What's more, they've just figured out that the clan's worldwalkers are still dropping by to pick up technological resources to export to World 3, where the revolutionaries are on an accelerated course of technological development, like the post-Sputnik space race, but for every imaginable technology.

Lucky for the DHS, they've figured out how to make non-worldwalking clan members into worldwalkers by tweaking their biochemistry, and even luckier, they've got a few candidates to work as double-agents for them and set up a forward base in whatever timeline their adversaries are using as their new home.

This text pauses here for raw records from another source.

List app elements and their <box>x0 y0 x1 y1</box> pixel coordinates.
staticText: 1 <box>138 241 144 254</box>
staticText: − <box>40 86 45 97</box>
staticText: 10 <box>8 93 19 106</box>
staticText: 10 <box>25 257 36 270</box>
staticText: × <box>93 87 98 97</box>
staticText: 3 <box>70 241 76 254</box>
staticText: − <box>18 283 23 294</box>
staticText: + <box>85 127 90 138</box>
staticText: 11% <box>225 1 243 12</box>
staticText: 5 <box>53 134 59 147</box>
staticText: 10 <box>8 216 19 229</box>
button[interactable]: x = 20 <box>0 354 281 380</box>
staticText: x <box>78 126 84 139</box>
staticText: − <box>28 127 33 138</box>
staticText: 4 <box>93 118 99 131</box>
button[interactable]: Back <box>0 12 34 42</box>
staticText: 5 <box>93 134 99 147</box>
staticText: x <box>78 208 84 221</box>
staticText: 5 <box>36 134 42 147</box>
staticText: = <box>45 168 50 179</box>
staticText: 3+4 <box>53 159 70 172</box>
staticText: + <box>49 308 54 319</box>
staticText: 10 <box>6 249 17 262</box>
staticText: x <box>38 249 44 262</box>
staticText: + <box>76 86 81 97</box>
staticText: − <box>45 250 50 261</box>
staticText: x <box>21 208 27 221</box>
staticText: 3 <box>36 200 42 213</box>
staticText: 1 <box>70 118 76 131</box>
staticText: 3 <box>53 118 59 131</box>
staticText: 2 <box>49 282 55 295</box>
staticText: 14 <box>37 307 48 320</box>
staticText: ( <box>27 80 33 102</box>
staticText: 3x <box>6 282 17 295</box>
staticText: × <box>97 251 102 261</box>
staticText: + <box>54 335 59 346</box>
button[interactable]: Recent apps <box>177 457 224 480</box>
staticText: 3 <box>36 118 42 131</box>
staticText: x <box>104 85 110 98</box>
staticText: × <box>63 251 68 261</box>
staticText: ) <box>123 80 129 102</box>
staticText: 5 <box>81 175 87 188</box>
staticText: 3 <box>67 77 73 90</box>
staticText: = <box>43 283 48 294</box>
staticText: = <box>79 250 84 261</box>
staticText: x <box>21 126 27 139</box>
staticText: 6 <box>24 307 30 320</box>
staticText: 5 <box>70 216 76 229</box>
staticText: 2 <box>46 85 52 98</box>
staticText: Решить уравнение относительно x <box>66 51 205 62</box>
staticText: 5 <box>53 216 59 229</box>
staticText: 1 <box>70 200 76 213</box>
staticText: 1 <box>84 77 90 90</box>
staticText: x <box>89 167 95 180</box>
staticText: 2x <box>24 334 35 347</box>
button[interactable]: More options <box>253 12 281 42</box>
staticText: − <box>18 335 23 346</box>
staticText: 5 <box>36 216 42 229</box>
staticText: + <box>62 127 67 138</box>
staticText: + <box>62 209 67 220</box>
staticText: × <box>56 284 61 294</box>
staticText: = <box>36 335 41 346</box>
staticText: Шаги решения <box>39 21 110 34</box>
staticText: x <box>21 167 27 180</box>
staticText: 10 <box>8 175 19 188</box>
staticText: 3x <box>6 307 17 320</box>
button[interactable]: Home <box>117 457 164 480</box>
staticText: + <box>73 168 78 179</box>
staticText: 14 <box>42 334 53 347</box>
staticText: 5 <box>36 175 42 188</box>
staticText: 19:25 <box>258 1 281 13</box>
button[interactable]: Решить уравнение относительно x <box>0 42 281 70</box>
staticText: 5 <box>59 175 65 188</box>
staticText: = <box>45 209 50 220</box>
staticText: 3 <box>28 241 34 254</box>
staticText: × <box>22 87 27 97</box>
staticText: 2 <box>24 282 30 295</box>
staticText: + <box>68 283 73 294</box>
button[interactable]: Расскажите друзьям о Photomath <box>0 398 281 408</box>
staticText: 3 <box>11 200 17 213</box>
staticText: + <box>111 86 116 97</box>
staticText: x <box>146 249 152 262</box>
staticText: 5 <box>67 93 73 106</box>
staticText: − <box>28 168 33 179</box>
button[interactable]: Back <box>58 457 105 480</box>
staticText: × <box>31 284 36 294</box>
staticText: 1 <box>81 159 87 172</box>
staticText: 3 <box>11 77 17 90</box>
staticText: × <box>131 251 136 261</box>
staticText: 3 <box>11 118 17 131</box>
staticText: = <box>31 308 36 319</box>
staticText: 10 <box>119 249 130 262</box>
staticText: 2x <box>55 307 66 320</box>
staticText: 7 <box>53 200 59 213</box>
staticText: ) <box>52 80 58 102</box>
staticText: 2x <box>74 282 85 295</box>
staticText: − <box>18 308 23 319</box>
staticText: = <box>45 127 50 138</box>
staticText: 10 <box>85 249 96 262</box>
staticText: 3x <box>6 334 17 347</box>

Chief among these is Rita, the adopted-out daughter of Miriam, the hero of books 1-t, who was raised by paranoid refugees from East Germany who have taught her a suspiciously large amount of spycraft on the way.

What follows is a brilliant spy novel, intricately plotted and beautifully told — but posed against a backdrop of economic speculation that uses science fiction to play out some of the longrunning arguments that kicked off with Leninism and its insistence that peasants could use capitalist technology to leapfrog the industrial revolution and go straight to socialist abundance, with dashes of Deng's "Communism with Chinese characteristics" and the post-Soviet doctrine of "emerging markets" that would use technology and markets to supercharge their economy.

Contrasting that with the brooding, moribund, paranoid USA in the grips of a terminal War on Terror, Stross plays with Mutually Assured Destruction, palace intrigue, technocratic triumphalism and the paranoid style of American politics to wonderful effect, ending on a cliffhanger that will have you baying for the next volume, which, happily, was published last month, and is next on my list.

If you missed books 1-7 of this wonderful series and were daunted by the prospect of having to read them to get up to speed, this is a great place to start fresh (but seriously, read those ones too).